Edebi anlamda hiçbir kalıba sığmayışının da ceremesini çekmiş Sevim Burak. İlk kitabı Yanık Saraylar’ın Sait Faik Öykü Yarışması’nda ödül almamasından sonra küser yazmaya. On yedi yıl ara verir. Ancak 1980’lerde yeniden yazmaya başlar. Çocukluğunda geçirdiği kalp romatizması, onu hayat boyu ölümün kıyısında gezdiren kalp rahatsızlığına dönüşür. Ah Ya’Rab Yehova öyküsündeki ana Müslüman karakterin kalbine doğru ilerleyen iğne bu ölümle yan yana yaşamayı simgeliyor sanki. Zaten ölümü de kalp ameliyatı olmak üzere yattığı hastanede ameliyat olamadan olacaktır.

Aynı karakterler farklı öykülerde karşınıza çıkabiliyor. Bu nedenle bir süreklilik hissine kapılıyor insan. Kurgudan ziyade kendi öz yaşam öyküsünün içinde alan gerçek karakterlerin hikâyeleştirilmesi gibi geldi bana. Kendi topraklarından kopup tam da ait olamadıkları bu topraklara sürüklenen, buralarda ötekileştiren azınlığın sesi olmuş Burak. Bu toprakların insanı olmasına rağmen hayattaki duruşu yüzünden kendi de ötekileştirilmiş biri. Bu duygu var tüm öykülerinde.

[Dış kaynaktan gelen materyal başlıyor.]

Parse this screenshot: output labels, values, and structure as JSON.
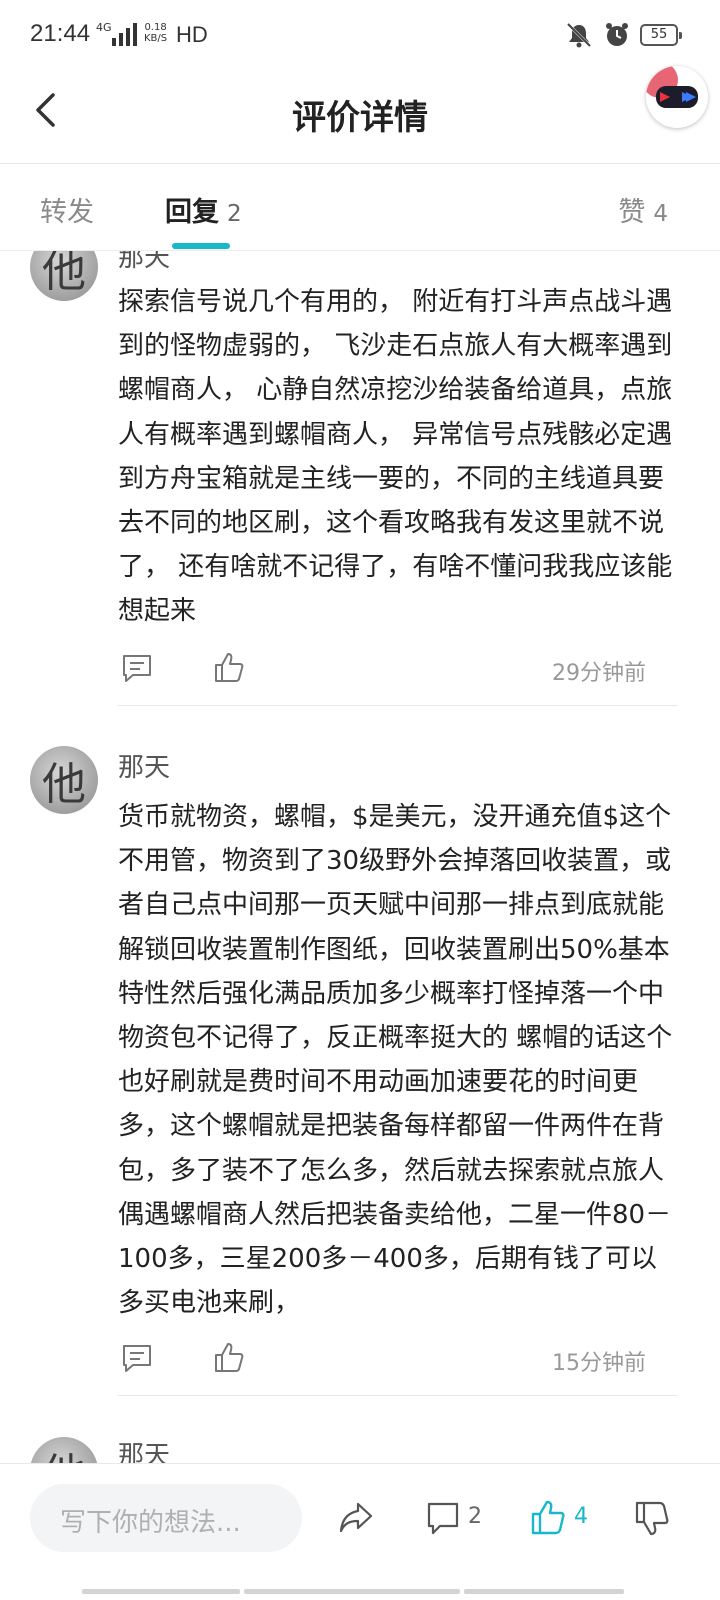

Kendi edebiyat dilini yaratmaya çalışmış Sevim Burak’ın yaşadığı zamanlarda anlaşılamayıp ötelenmesi üzücü. Küstürülmeseydi kim bilir daha ne eserler bırakacaktı arkasında. Ancak sonradan da olsa, değerinin anlaşılıp kadın edebiyatının öncülerinden olarak, farklı tarzıyla edebiyat tarihimizde yerini almasını çok önemsiyorum. Anlaması zor olsa da, bir kere çözebildiğinizde, ötekileştirilerek, bu dünyanın kıyısına tutunarak yaşamak durumunda kalmışların iç dünyasının derinliklerine inip, belki de hiç fark etmediğiniz hassasiyetlerin varlığına şahit olacaksınız.